Oltre a fare questa raccolta massiccia di metadati che riguarda circa un miliardo e mezzo di persone (dati Statista), per cui quello che non gli date voi se lo può sicuramente prendere dai vostri amici e contatti che usano l’app, WhatsApp ha un altro limite nell’uso della crittografia: il contenuto dei messaggi (testi, foto, conversazioni) viene conservato sul dispositivo senza protezioni, per cui se qualcuno ha accesso al vostro smartphone può leggere tutto, e questo è piuttosto ovvio: meno ovvio è che se qualcuno mette le mani sullo smartphone di uno qualsiasi dei vostri interlocutori può spiare la conversazione. Quindi la vostra riservatezza è determinata dal più sbadato dei vostri amici.

C’è anche la questione dei backup di WhatsApp, se li avete attivati: se il vostro smartphone è un Android, il backup (su Google Drive) non è cifrato e quindi è recuperabile. Se è un iPhone, invece, il backup (su iCloud) lo è.

Se preferite un’alternativa che raccolga molti meno metadati, c’è Signal: è open source, è gratuito (sostenuto dalle donazioni), è slegato dalle logiche di sorveglianza commerciale e raccoglie soltanto il vostro numero di telefonino e il giorno (non l’ora) della vostra ultima connessione ai loro server.

L’unico difetto di Signal è che tutti usano invece WhatsApp, ed è inutile avere un’app blindatissima se poi non la usa nessuno dei vostri amici. Però potreste provare a convincerli a usare entrambi.

Alternative a WhatsApp: Signal, ora anche su computer

Alternative a WhatsApp: Signal, ora anche su computer

Signal (Signal.org) è considerata una delle app di messaggistica più attente alla sicurezza e alla riservatezza: da tempo è disponibile per Android e iOS, ma ora è possibile usarla anche su computer (Mac, Windows, Linux). Da pochi giorni la versione su computer funziona anche in abbinamento agli smartphone iOS (prima era limitata agli Android).

Installare Signal su computer è semplice: basta avere Google Chrome a andare a Signal.org/desktop per scaricare l’estensione Desktop di Signal per Chrome. Ovviamente bisogna tenere aperto Chrome.

Anche l’impostazione è banale: è sufficiente inquadrare un codice QR con la fotocamera del telefonino. I contatti vengono importati sul computer automaticamente.
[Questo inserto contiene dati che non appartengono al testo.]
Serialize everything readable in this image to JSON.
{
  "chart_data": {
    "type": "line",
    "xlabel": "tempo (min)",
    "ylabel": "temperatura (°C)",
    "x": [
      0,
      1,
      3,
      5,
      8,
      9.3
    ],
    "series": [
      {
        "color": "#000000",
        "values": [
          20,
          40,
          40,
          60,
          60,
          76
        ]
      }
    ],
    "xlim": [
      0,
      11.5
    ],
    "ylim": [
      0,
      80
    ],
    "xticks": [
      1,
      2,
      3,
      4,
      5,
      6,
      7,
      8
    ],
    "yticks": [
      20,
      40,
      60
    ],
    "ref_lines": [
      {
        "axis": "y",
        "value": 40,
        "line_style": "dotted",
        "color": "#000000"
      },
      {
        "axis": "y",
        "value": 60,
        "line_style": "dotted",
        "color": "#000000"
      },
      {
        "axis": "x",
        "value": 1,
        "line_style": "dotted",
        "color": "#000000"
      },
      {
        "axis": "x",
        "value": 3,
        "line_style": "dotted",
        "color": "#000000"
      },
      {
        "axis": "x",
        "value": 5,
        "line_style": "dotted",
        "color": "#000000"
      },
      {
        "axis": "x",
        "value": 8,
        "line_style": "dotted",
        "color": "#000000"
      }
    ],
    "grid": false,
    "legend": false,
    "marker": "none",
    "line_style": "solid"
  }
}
In quanto a privacy e sicurezza, Signal usa lo stesso protocollo di crittografia end-to-end di WhatsApp ma a differenza di WhatsApp non condivide i dati degli utenti con Facebook, è open source (il codice delle sue app è liberamente ispezionabile), è consigliato da tutti i principali esperti di sicurezza informatica ed è gestito senza scopo di lucro da un gruppo di informatici che ha a cuore la protezione dei dati personali. Fra l’altro, Signal è gratuito e disponibile in italiano.